ISIS, retreating before an advance by Kurdish-led forces in northern Syria, launched a new attack on the Kurdish town of Kobani June 25, with a wave of at least three car bombs as well as random shootings of inhabitants, leaving 45 civilians dead. "Groups of ISIS fighters are driving around Kobani's alleys and streets killing civilians," a local Kurdish commander told Rudaw news agency. CNN said ISIS militants disguised as Kurdish fighters infiltrated the town. Eyewitnesses said some gunmen spoke Kurdish and knocked on doors telling locals to come out. "People rushed out and were killed," one resident said. Al Jazeera also reported that ISIS fighters were wearing Kurdish and Free Syrian Army uniforms. Kobani was liberated from an ISIS siege in January after months of heavy fighting. The town became a powerful symbol of resistance, some calling it the "Kurdish Stalingrad."
The UN Independent International Commission of Inquiry on the Syrian Arab Republic released a report June 23 stating that both government and rebel forces are targeting civilians in Syria's civil war. The report finds: "Indiscriminate attacks on civilian-inhabited areas are committed across Syria by most, if not all, of the warring parties. The Government, with its superior firepower and control of the skies, inflicts the most damage in its indiscriminate attacks on cities, towns, villages and neighbourhoods not under its control. Non-State armed groups continue to launch attacks on Government-held localities, usually from nearby ground positions, causing civilian deaths and injuries." It also states: "New reports were received of the use of chlorine and/or phosgene gas during attacks on the towns in Idlib governorate, including Saraqib, Sarmin, and Idlib city, in March and April 2015. These incidents are currently under investigation."
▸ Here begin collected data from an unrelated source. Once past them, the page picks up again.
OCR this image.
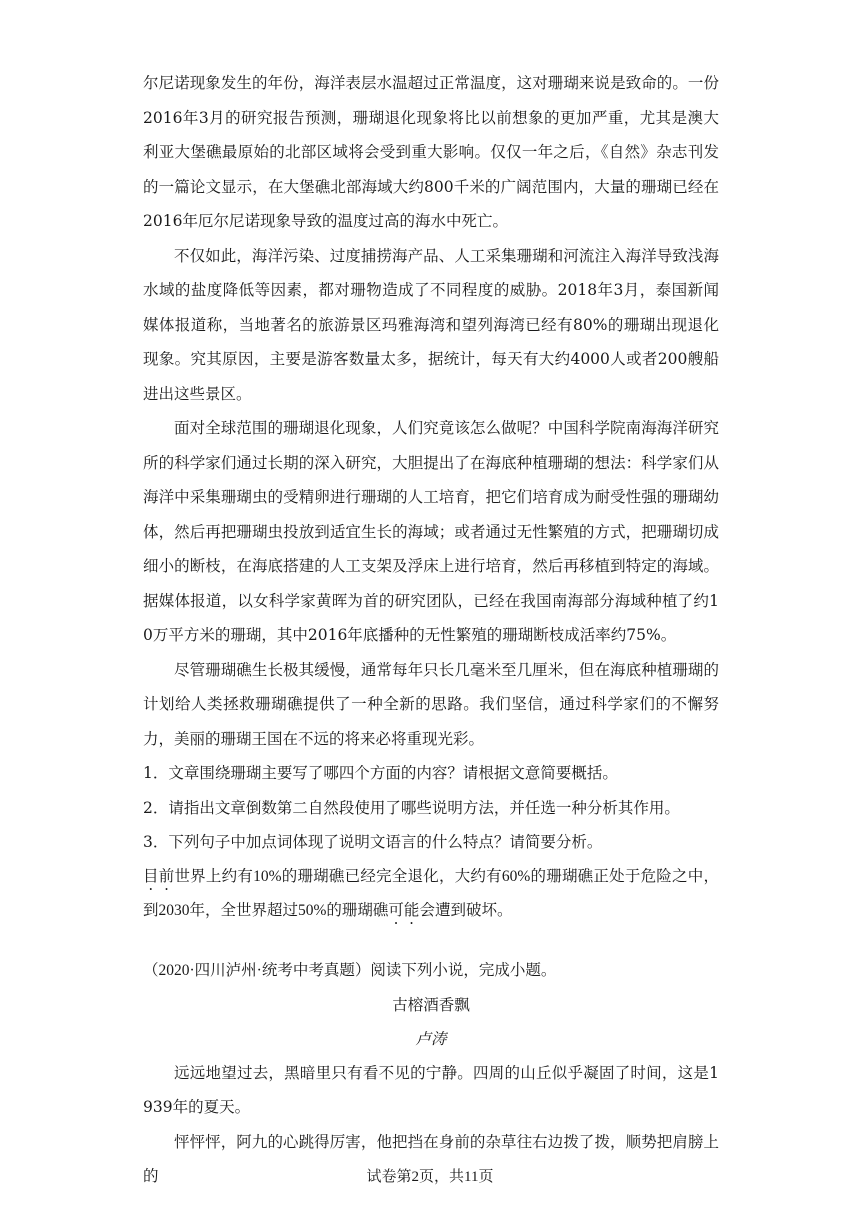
尔尼诺现象发生的年份，海洋表层水温超过正常温度，这对珊瑚来说是致命的。一份2016年3月的研究报告预测，珊瑚退化现象将比以前想象的更加严重，尤其是澳大利亚大堡礁最原始的北部区域将会受到重大影响。仅仅一年之后，《自然》杂志刊发的一篇论文显示，在大堡礁北部海域大约800千米的广阔范围内，大量的珊瑚已经在2016年厄尔尼诺现象导致的温度过高的海水中死亡。

不仅如此，海洋污染、过度捕捞海产品、人工采集珊瑚和河流注入海洋导致浅海水域的盐度降低等因素，都对珊物造成了不同程度的威胁。2018年3月，泰国新闻媒体报道称，当地著名的旅游景区玛雅海湾和望列海湾已经有80%的珊瑚出现退化现象。究其原因，主要是游客数量太多，据统计，每天有大约4000人或者200艘船进出这些景区。

面对全球范围的珊瑚退化现象，人们究竟该怎么做呢？中国科学院南海海洋研究所的科学家们通过长期的深入研究，大胆提出了在海底种植珊瑚的想法：科学家们从海洋中采集珊瑚虫的受精卵进行珊瑚的人工培育，把它们培育成为耐受性强的珊瑚幼体，然后再把珊瑚虫投放到适宜生长的海域；或者通过无性繁殖的方式，把珊瑚切成细小的断枝，在海底搭建的人工支架及浮床上进行培育，然后再移植到特定的海域。据媒体报道，以女科学家黄晖为首的研究团队，已经在我国南海部分海域种植了约10万平方米的珊瑚，其中2016年底播种的无性繁殖的珊瑚断枝成活率约75%。

尽管珊瑚礁生长极其缓慢，通常每年只长几毫米至几厘米，但在海底种植珊瑚的计划给人类拯救珊瑚礁提供了一种全新的思路。我们坚信，通过科学家们的不懈努力，美丽的珊瑚王国在不远的将来必将重现光彩。

1．文章围绕珊瑚主要写了哪四个方面的内容？请根据文意简要概括。

2．请指出文章倒数第二自然段使用了哪些说明方法，并任选一种分析其作用。

3．下列句子中加点词体现了说明文语言的什么特点？请简要分析。

目前世界上约有10%的珊瑚礁已经完全退化，大约有60%的珊瑚礁正处于危险之中，到2030年，全世界超过50%的珊瑚礁可能会遭到破坏。

（2020·四川泸州·统考中考真题）阅读下列小说，完成小题。

古榕酒香飘

卢涛

远远地望过去，黑暗里只有看不见的宁静。四周的山丘似乎凝固了时间，这是1939年的夏天。

怦怦怦，阿九的心跳得厉害，他把挡在身前的杂草往右边拨了拨，顺势把肩膀上的	试卷第2页，共11页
A Bahraini court June 16 sentenced prominent Shi'ite leader Sheikh Ali Salman (official profile) to four years in prison for insulting the Interior Ministry, inciting others to break the law, and inciting hatred against Sunnis. Salman, secretary-general of al-Wefaq political opposition group, was arrested in late December for speeches made between 2012 and 2014. Salman was found not guilty of inciting violence and calling for the overthrow of the monarch. Had he been convicted for those offenses, Salman could have faced a life sentence in prison.